As this suggests, Trilling’s exploration of literary and cultural questions would not be so dramatic and compelling if they were not questions he asked himself as well. He was acutely aware of the irony involved in becoming an icon of culture, because he knew well that life in culture comes at a cost. In his own life, he experienced this cost as the sacrifice of creative work for critical writing, and of personal experience for respectability and achievement. Indeed, Trilling’s life was seldom outwardly dramatic. Born in New York in 1905, he lived in the city for his entire life, with the exception of an early year spent teaching at the University of Wisconsin and a few later years at Oxford. His life in New York revolved around a single institution, Columbia University, where he was an undergraduate in the early 1920s, a graduate student in the 1930s, and a teacher for four decades, until he retired with the highest rank of University Professor. He was married to Diana Trilling in 1929 and remained married to her until his death in 1975. His days were filled with teaching, reading, thinking, and writing—quiet, sometimes invisible activities.

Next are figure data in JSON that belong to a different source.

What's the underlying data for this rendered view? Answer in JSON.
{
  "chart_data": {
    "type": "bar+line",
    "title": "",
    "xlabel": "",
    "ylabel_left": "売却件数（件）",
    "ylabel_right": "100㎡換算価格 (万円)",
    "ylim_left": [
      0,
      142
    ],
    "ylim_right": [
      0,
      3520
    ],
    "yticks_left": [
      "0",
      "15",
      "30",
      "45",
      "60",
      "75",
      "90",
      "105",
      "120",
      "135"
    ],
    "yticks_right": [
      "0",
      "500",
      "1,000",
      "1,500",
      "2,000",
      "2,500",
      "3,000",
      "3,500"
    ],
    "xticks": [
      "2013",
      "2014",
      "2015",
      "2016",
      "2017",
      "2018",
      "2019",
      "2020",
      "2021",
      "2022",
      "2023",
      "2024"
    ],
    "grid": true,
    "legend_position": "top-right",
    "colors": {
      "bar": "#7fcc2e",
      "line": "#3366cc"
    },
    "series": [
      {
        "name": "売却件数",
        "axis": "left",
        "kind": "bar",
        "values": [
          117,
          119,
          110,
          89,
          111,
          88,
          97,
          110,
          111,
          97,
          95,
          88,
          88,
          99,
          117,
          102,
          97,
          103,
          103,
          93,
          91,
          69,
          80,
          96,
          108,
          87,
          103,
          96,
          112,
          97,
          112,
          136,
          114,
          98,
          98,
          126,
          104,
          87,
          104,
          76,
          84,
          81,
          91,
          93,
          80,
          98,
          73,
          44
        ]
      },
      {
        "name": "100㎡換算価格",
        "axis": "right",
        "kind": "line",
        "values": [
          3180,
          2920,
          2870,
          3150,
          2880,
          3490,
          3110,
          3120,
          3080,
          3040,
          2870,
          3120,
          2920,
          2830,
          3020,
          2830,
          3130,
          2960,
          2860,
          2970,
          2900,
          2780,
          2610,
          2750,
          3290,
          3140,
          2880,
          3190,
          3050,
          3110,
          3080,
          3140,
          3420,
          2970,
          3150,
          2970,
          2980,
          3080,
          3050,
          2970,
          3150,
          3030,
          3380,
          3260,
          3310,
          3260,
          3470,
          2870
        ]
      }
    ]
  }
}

Yet the life in culture he led during these decades was as active as could be. The great value of his correspondence is that it shows him involved in constant inquiry about literature and public life, and about his own proper place in each. From the young radical issuing demands to the New York police commissioner, to the committed anti-Stalinist challenging the pro-Soviet policy of The Nation, to the senior professor reckoning with student rebels in 1968, Trilling remained engaged in American culture and its battles. Some writers, as Trilling says in his essay “Reality in America,” are “repositories of the dialectic of their times—they contained both the yes and the no of their culture, and by that token were prophetic of the future.” Trilling himself was one such writer, and he lived the tensions he wrote about: between activity and quiescence, self-assertion and humility, creation and criticism, revolution and respectability.
As Trilling noted in a 1961 memorandum, his business and professional correspondence was enormous—he estimated that he wrote at least six hundred letters a year—and his archives attest to the diligence with which he answered invitations, provided evaluations and recommendations, and shared information with inquiring strangers.
For this volume, I have selected what seem to me the letters of greatest biographical, intellectual, and historical interest. [. . .] These letters will shed new light on Trilling’s life and relationships, as well as on the overlapping worlds in which he lived—the worlds of American letters, left-wing politics, academic scholarship, and New York intellectual debate. My hope is that Trilling’s correspondence will help readers to better appreciate the “variousness, possibility, complexity and difficulty”—to use his own phrase—of this important and inspiring thinker.